The big man adds depth in the frontcourt for the Clippers second unit after having established himself as a high-energy player off the bench in his career thus far.

He found himself on the Celtics’ roster towards the end of last year after playing 39 games with Cleveland in the lockout-shortened season. Boston was close to embarking on their run to the Eastern Conference Finals, so Hollins had to learn their system quickly.

His teacher turned out to be the toughest competition he’d ever faced: Kevin Garnett, who had ten years on him in the league. Garnett is known for his passion, bashing his head against the post of the hoop before games to pump himself up and pounding his chest after an and-one so hard that it seemed his fist would leave an imprint.

Enter Hollins’ life for those couple of months, guarding Garnett and simultaneously learning at a speed quicker than Boston teammate Rajon Rondo’s crossover.

“Man, what didn’t I learn?” Hollins said. “Kevin’s unreal. His intensity is everything you think it is. He’s a true mentor in the nuances of the game. I’m lucky to have gone against him on a daily basis.”

Garnett encouraged Hollins to stay focused on his role and to always be ready when the opportunity to contribute arose.




His mentor’s advice became a reality as Hollins shot 64.3% from the field in 15 regular season games. After that, he was a spark in 17 playoff games, getting his ball club a rebound here, a bucket there, a block—whatever was needed. With a veteran squad, Boston made it farther than most predicted, extending their Eastern Conference Finals series with the Miami Heat to seven games before losing to the eventual NBA champions.

Hollins never thought he would represent Boston in the playoffs since his Los Angeles childhood taught him to despise the green uniform. Watching the Celtics face off against the Lakers in the classic matchup, he used to dream of donning the Lakers purple and gold. But now when he puts on his red and blue Clippers uniform, Hollins feels the same sense of pride for his hometown.

“I’m a loyal guy, but once you become a professional, you lose becoming a fan,” he said. “So many of my friends from L.A. went crazy when I first went to Boston. They said to me: ‘How can I cheer for you when you play for the Celtics—the Celtics.’

“The experience was amazing and I’m forever indebted to the Celtics organization.
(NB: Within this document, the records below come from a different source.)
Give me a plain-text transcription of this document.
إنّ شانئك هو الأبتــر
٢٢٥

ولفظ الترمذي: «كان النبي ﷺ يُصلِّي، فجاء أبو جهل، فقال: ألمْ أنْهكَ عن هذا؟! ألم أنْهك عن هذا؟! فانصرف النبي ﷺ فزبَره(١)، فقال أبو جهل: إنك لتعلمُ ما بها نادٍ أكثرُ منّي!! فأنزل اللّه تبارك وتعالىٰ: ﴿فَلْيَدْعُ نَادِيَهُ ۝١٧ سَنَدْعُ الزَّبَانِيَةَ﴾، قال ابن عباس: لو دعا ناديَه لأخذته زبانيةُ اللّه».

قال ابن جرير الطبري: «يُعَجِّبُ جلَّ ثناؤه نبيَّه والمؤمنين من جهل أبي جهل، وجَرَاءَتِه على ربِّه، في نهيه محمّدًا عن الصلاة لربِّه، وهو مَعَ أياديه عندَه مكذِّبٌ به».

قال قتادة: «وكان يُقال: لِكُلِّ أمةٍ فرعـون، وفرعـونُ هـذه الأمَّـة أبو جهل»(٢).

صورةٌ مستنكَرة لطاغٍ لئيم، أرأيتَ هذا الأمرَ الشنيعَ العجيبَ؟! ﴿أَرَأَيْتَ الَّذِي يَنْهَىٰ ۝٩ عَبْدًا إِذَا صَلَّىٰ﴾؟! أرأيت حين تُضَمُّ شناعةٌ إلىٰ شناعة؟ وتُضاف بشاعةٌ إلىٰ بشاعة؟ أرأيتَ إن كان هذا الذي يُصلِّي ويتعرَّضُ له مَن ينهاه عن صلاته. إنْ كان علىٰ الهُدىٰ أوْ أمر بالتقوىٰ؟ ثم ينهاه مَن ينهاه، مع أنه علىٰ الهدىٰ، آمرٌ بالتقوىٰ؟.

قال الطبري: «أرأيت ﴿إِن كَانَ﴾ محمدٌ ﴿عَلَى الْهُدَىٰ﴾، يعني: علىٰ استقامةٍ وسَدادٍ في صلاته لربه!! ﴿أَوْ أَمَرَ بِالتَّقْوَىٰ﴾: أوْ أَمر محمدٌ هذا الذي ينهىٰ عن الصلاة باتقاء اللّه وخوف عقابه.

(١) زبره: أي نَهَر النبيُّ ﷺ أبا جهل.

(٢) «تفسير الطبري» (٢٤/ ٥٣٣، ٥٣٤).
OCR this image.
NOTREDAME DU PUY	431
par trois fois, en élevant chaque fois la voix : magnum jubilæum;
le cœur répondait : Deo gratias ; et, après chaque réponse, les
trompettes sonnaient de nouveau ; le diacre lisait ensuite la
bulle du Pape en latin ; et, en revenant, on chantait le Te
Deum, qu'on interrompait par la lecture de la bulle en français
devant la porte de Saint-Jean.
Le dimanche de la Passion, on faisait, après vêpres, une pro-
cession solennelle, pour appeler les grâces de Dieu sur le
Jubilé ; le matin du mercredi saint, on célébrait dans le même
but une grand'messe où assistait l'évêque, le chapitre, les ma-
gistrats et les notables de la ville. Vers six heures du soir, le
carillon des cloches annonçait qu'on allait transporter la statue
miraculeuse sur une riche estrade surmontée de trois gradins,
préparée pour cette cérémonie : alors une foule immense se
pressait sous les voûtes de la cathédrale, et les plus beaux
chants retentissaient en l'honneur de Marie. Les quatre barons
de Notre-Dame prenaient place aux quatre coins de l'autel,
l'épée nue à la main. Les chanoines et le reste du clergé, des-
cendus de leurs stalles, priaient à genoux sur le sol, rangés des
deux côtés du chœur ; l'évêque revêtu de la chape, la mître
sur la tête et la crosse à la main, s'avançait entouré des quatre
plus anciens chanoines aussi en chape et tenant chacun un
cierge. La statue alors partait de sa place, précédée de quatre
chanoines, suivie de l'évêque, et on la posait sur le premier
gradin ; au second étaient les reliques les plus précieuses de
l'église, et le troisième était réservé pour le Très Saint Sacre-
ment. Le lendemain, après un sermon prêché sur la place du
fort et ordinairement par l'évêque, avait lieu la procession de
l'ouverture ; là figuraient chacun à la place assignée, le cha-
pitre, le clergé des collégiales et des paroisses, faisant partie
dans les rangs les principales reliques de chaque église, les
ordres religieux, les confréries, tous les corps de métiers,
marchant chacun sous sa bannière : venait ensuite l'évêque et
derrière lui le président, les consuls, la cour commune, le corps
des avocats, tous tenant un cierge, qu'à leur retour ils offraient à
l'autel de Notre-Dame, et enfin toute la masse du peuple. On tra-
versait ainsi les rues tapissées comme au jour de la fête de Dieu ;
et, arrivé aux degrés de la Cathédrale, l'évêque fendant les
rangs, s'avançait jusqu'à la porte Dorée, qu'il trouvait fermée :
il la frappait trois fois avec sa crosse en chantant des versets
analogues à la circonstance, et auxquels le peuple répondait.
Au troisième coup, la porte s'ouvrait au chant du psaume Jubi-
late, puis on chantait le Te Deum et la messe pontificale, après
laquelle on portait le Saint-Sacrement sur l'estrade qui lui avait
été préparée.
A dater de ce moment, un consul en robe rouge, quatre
But now being with the Clippers is like coming full circle—coming back to where I always wanted to be.”

Hollins fits in well with the drive and dish dynamic of the Clippers. Quick point guards Chris Paul and Eric Bledsoe can break down the defense at will, make the opposing teams’ big man step up and guard them, which then allows them dish it off to centers like Hollins for the easy layup or dunk.

With many of the starters playing limited minutes in preseason either nursing injuries or simply resting up for the regular season, Hollins took advantage inside. In eight preseason games, he led the team in blocked shots with 19. This defensive tenacity off the bench has proven valuable to Clippers head coach Vinny Del Negro so far.

“Ryan brings great energy, great length up front, runs the court well,” Del Negro said. “I like the way he dives, flattens the defense for us.”

For the first time in a while Hollins is spending fall in Southern California, enjoying the sun that had long disappeared by this time last year while he was in Cleveland.

Whether it is the sunshine or his minutes on the floor, Hollins doesn’t take anything for granted. He is just grateful to call Staples Center home.